Ask.com: trying to use simplicity as its winning strategy
Yesterday, Ask.com made a major relaunch of its search engine. The primary theme among its changes seems to be that its aiming for a more simpler, sleeker look overall so that there’s not as many things fighting for your attention.
Let’s face it. Here we have a company which rode atop a gimmick that was birthed during the dot-com bubble heyday; I’m talking about Ask Jeeves. Other search engines that also had a mascot include sites such as Mamma (one of the few that I can recall), and most of those have died off enough so that they hold a negligible share of web search. Ask is still around because they’ve managed to reinvent themselves as a search engine with a pretty good domain name, and I would say that that’s what’s kept them in the game thus far. If they were named something more web 2.0-ish, like Mahalo, then they wouldn’t have lasted as long as they did.
I applaud their attempt to again reinvent themselves in order to stay in the game, in the competitive search engine territory. Google’s got 50% of the search engine market share, and that’s still a long ways away from search engine dominance worldwide, so Ask isn’t done yet. They’ve definitely made a statement with their recent advertising blitz, but I agree with others in saying that it’s a fairly pointless campaign, and as a matter of fact, it’s more of an inside joke, because only geeks would think of algorithms when talking about search engines.
In spite of what I think they’ve done well, I still think that they pulled this latest reiteration of their search engine pretty poorly. I was baffled when I searched for something and saw that search results were fading in using Ajax. Ajax, for a major search engine? Are you kidding me?
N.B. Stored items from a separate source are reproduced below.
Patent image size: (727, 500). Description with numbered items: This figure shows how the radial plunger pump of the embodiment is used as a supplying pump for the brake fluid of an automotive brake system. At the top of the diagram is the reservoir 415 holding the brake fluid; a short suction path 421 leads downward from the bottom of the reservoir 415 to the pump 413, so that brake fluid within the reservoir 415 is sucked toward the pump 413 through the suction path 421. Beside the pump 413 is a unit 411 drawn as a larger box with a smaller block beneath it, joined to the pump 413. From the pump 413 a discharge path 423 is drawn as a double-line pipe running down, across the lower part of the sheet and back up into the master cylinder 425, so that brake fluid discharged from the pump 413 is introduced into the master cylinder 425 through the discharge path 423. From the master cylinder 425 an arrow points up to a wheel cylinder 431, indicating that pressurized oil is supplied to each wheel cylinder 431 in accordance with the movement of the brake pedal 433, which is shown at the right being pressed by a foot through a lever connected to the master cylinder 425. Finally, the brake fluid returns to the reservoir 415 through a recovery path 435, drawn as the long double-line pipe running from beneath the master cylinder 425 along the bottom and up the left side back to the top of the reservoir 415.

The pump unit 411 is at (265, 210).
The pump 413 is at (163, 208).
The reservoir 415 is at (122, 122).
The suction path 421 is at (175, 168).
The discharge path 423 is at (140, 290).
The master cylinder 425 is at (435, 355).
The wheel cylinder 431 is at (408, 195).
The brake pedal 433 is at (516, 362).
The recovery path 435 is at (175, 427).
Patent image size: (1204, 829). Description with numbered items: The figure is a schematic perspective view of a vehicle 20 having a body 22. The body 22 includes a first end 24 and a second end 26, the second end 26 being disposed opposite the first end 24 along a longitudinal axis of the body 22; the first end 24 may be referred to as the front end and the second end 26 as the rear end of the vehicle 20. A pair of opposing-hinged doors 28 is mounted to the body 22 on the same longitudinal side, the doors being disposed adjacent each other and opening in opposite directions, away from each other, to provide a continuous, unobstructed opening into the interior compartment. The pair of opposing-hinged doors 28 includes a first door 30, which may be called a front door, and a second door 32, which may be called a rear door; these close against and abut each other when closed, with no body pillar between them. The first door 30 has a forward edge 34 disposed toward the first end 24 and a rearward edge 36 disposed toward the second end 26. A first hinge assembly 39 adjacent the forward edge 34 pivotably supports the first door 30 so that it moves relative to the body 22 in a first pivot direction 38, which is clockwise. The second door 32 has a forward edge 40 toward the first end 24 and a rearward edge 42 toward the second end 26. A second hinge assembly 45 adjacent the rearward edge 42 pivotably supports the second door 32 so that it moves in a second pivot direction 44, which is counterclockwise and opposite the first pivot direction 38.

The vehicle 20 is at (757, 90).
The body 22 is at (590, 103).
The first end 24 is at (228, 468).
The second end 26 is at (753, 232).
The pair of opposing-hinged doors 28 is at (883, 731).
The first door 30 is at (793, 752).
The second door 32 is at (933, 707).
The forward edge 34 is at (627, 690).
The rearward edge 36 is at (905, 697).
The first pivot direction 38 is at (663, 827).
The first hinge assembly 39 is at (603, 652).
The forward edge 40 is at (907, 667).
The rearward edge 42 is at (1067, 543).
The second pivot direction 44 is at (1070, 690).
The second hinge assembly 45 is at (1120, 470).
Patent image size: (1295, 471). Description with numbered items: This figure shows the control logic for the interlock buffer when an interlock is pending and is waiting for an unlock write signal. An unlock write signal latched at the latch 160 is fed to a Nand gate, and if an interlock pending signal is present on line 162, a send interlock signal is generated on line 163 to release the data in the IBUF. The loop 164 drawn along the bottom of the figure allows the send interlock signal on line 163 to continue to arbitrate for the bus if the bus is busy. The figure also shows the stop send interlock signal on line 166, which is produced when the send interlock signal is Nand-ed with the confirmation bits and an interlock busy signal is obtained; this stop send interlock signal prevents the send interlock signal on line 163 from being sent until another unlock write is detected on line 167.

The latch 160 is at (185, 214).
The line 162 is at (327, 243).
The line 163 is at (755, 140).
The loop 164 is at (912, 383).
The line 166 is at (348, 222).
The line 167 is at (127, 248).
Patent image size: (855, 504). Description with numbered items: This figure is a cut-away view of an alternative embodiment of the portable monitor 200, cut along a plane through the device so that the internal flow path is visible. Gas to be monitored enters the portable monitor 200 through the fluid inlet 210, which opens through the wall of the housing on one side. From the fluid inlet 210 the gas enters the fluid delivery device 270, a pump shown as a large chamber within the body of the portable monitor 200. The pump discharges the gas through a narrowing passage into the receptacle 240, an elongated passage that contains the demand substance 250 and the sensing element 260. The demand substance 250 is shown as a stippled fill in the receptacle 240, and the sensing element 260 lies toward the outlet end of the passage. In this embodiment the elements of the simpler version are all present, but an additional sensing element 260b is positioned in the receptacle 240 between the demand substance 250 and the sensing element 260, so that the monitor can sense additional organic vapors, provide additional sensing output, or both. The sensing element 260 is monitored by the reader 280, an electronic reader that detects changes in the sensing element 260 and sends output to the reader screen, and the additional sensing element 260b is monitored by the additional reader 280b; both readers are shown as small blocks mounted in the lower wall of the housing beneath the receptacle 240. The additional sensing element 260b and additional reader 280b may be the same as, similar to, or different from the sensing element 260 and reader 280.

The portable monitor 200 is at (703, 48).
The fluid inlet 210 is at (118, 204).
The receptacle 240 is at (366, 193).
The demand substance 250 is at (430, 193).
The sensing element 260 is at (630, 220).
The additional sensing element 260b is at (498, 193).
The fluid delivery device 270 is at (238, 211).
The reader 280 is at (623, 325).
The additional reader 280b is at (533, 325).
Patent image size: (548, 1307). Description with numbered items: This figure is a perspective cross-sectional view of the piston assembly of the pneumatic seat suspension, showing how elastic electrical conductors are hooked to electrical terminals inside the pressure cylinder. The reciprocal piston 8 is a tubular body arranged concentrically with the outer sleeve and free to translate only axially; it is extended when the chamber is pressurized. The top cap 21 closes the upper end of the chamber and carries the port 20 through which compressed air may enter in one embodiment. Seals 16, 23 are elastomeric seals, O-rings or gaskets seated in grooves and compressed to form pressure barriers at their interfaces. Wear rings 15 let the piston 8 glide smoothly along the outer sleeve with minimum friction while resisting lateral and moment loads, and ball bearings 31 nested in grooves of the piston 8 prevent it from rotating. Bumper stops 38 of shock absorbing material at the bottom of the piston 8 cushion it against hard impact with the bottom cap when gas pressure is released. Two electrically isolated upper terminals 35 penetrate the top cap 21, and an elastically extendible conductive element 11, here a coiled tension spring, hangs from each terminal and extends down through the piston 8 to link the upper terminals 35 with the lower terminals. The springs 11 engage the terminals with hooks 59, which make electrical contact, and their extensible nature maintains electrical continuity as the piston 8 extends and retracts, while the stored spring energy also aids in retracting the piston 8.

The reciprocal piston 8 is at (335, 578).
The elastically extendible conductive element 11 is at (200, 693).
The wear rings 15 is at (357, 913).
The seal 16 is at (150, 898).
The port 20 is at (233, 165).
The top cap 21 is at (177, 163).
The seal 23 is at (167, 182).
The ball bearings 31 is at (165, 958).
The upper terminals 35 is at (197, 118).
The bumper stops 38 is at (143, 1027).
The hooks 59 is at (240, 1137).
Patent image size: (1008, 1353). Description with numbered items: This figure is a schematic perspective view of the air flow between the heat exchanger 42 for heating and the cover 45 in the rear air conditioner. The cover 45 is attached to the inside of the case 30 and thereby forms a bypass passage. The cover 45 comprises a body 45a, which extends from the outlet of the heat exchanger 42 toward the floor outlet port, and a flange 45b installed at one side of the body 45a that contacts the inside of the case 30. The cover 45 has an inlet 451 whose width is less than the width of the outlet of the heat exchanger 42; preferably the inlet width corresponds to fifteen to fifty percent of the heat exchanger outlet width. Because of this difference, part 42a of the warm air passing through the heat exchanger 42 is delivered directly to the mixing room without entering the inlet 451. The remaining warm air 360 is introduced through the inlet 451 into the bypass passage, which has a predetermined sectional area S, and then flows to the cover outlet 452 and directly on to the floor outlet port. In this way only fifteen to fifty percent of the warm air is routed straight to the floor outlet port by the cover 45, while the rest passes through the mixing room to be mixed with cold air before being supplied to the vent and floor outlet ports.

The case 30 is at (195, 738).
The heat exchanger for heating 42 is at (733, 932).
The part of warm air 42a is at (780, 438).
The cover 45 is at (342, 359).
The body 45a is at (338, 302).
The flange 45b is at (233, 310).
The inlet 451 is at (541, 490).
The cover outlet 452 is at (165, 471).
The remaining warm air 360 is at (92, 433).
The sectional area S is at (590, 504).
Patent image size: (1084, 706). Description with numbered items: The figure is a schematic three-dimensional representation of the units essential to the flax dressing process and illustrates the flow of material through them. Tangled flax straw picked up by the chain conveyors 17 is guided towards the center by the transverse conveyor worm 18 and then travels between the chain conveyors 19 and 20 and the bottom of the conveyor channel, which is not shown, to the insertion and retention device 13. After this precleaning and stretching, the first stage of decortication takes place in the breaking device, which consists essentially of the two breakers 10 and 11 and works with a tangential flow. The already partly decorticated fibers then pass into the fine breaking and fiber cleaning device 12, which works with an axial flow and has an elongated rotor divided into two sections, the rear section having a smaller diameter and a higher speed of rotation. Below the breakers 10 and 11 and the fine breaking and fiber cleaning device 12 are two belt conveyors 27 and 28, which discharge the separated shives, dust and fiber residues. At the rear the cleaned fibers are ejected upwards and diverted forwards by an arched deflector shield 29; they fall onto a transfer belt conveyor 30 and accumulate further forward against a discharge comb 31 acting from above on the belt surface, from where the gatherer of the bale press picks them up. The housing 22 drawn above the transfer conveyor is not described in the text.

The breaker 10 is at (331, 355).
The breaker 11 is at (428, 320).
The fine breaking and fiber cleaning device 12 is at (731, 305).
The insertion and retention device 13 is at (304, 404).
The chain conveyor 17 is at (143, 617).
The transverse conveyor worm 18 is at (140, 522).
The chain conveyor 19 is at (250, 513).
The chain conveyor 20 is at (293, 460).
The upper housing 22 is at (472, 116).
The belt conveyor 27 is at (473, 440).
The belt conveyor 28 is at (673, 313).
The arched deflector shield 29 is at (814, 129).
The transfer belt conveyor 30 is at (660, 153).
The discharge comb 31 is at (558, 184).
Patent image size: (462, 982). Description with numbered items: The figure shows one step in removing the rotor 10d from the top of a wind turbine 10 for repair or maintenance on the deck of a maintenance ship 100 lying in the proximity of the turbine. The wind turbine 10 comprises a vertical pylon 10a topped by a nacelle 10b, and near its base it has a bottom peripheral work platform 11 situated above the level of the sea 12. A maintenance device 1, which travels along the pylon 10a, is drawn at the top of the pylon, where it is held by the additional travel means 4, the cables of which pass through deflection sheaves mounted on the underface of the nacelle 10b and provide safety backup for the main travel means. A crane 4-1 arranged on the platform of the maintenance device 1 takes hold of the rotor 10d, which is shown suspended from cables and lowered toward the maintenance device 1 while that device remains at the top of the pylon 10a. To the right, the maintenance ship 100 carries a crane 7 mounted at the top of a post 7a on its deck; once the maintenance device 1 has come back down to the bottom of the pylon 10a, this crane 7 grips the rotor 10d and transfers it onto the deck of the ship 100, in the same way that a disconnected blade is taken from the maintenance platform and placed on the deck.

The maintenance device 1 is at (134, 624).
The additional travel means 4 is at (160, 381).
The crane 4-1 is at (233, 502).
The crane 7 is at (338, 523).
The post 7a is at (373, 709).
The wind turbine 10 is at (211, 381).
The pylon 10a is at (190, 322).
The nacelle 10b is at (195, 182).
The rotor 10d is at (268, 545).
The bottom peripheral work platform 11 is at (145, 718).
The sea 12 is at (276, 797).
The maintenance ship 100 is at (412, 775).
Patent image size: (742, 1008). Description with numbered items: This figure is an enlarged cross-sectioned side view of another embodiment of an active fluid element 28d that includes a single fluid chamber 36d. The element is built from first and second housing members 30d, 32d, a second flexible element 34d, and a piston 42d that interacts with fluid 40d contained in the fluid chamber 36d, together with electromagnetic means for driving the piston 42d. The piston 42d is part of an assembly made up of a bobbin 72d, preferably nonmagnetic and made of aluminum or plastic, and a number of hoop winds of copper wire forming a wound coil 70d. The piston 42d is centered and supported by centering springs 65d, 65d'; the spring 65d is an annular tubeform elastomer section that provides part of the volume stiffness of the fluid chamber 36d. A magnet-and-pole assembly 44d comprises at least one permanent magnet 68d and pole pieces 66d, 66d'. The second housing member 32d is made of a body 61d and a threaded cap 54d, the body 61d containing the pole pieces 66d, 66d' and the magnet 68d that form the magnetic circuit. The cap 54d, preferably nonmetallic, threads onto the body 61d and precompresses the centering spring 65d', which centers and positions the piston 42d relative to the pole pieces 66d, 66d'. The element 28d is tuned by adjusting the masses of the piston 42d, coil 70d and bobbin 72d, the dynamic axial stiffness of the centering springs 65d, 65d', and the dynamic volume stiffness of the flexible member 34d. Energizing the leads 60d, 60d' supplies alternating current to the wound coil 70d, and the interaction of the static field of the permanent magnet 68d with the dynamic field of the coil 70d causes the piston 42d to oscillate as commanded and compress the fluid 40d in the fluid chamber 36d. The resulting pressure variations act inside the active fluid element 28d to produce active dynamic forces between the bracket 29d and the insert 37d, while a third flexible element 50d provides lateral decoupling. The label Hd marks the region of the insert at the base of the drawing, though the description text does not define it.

Using the Fade effect, no less; Google uses Ajax extensively in its non-search results products in things such as Google Reader and Gmail, but they have successfully implemented it in such a way that it’s not in-your-face obvious.
Ask really needs to continue tweaking their search results. The framed look makes it feel too constrained for me, or maybe Google has simply been pampering me all this time. There are so many things vying for my attention on the Ask search results page that I won’t be returning any time soon.